C’est la panique. Depuis des mois, médecins et épidémiologistes se succèdent pour expliquer, alerter, réclamer des moyens supplémentaires pour les hôpitaux et les établissements médico-sociaux. Depuis des mois, les journalistes leur tendent avidement leurs micros et noircissent les pages des journaux de sombres pronostics, à grands renforts de chiffres et de courbes, usant et abusant de l’allégorie de la vague, cette vague qui monte, qui se déploie, qui se fracasse et nous engloutit, et puis qui se retire, nous laissant épuisés. Inanimés. Anéantis. Avant de revenir, plus grande, plus puissante, plus meurtrière…
Sur la plage abandonnée, une députée médecin parle encore de « petite grippe » et un infectiologue barbu assure d’un ton péremptoire qu’il n’y a pas de deuxième vague.
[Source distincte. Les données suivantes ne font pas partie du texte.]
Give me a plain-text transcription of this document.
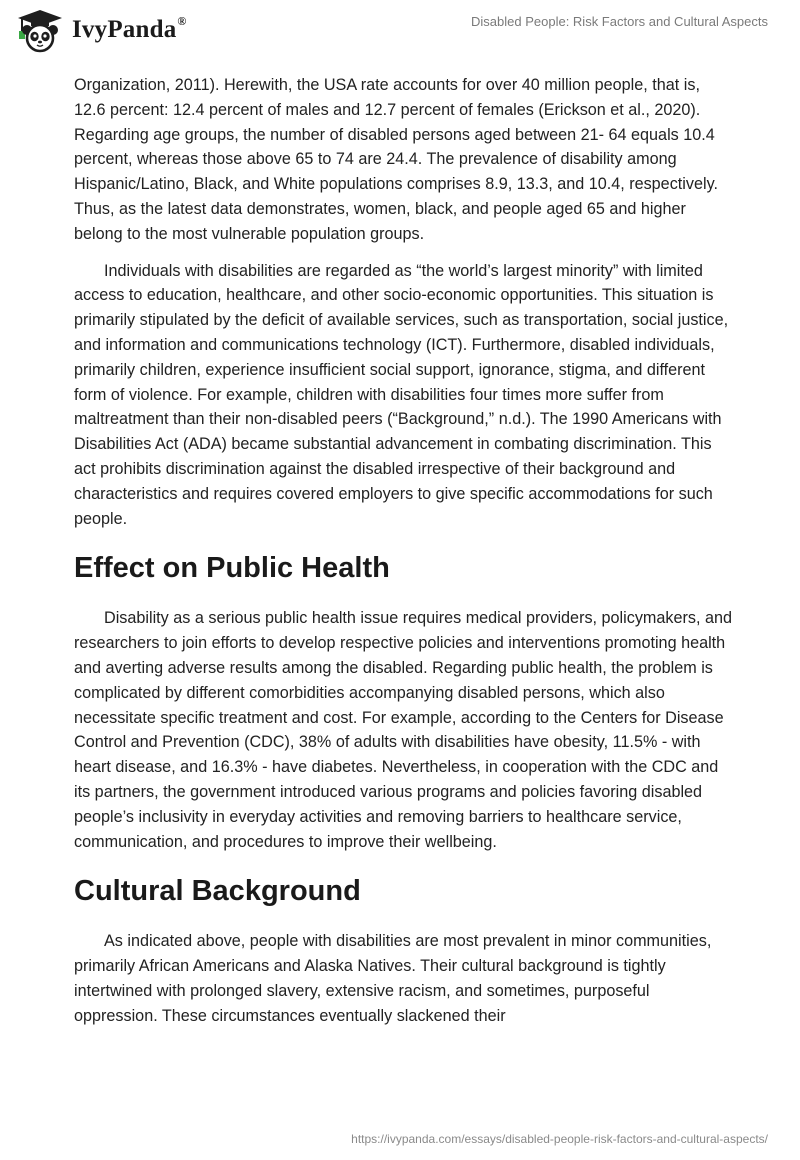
IvyPanda®	Disabled People: Risk Factors and Cultural Aspects

Organization, 2011). Herewith, the USA rate accounts for over 40 million people, that is, 12.6 percent: 12.4 percent of males and 12.7 percent of females (Erickson et al., 2020). Regarding age groups, the number of disabled persons aged between 21- 64 equals 10.4 percent, whereas those above 65 to 74 are 24.4. The prevalence of disability among Hispanic/Latino, Black, and White populations comprises 8.9, 13.3, and 10.4, respectively. Thus, as the latest data demonstrates, women, black, and people aged 65 and higher belong to the most vulnerable population groups.

Individuals with disabilities are regarded as “the world’s largest minority” with limited access to education, healthcare, and other socio-economic opportunities. This situation is primarily stipulated by the deficit of available services, such as transportation, social justice, and information and communications technology (ICT). Furthermore, disabled individuals, primarily children, experience insufficient social support, ignorance, stigma, and different form of violence. For example, children with disabilities four times more suffer from maltreatment than their non-disabled peers (“Background,” n.d.). The 1990 Americans with Disabilities Act (ADA) became substantial advancement in combating discrimination. This act prohibits discrimination against the disabled irrespective of their background and characteristics and requires covered employers to give specific accommodations for such people.

Effect on Public Health

Disability as a serious public health issue requires medical providers, policymakers, and researchers to join efforts to develop respective policies and interventions promoting health and averting adverse results among the disabled. Regarding public health, the problem is complicated by different comorbidities accompanying disabled persons, which also necessitate specific treatment and cost. For example, according to the Centers for Disease Control and Prevention (CDC), 38% of adults with disabilities have obesity, 11.5% - with heart disease, and 16.3% - have diabetes. Nevertheless, in cooperation with the CDC and its partners, the government introduced various programs and policies favoring disabled people’s inclusivity in everyday activities and removing barriers to healthcare service, communication, and procedures to improve their wellbeing.

Cultural Background

As indicated above, people with disabilities are most prevalent in minor communities, primarily African Americans and Alaska Natives. Their cultural background is tightly intertwined with prolonged slavery, extensive racism, and sometimes, purposeful oppression. These circumstances eventually slackened their

https://ivypanda.com/essays/disabled-people-risk-factors-and-cultural-aspects/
Et pendant qu’ils pérorent, les lits se remplissent et les soignants sont vidés.
Dans un bureau de la capitale, un haut fonctionnaire directeur général demande aux soignants de renoncer à leurs congés. « On paie la garde d’enfants », promet-il. Surenchère d’un (premier) ministre : les soignants qui renonceront aux congés de la Toussaint recevront une prime. Le repos, pas besoin, on dormira quand on sera morts.
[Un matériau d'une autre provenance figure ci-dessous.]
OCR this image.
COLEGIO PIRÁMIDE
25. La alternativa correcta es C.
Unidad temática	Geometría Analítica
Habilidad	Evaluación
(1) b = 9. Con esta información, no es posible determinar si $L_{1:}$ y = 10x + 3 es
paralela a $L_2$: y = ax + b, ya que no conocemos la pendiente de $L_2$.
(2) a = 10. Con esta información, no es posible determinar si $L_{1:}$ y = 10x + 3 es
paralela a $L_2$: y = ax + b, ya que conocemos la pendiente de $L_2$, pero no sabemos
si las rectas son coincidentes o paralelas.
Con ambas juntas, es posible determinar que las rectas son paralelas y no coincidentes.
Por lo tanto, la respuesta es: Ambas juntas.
C’est la panique dans les services. Les chambres seules deviennent doubles, puis triples, les chambres doubles deviennent quadruples. Les soignants tombent les uns après les autres. Covid+, burn-out, démissions…
Au ministère, une sous-directrice des ressources humaines propose de mettre en place une « autorisation temporaire d’exercice d’aide-soignant pour des non-aides-soignants, moyennant une formation de quinze jours ».
Dans la foulée, un médecin anesthésiste réanimateur professeur chef de service député maire propose de « former en trois semaines un vaste corps d’auxiliaires de santé pour aider à des tâches non spécialisées : laver, brancarder, nourrir les patients, leur tenir compagnie… »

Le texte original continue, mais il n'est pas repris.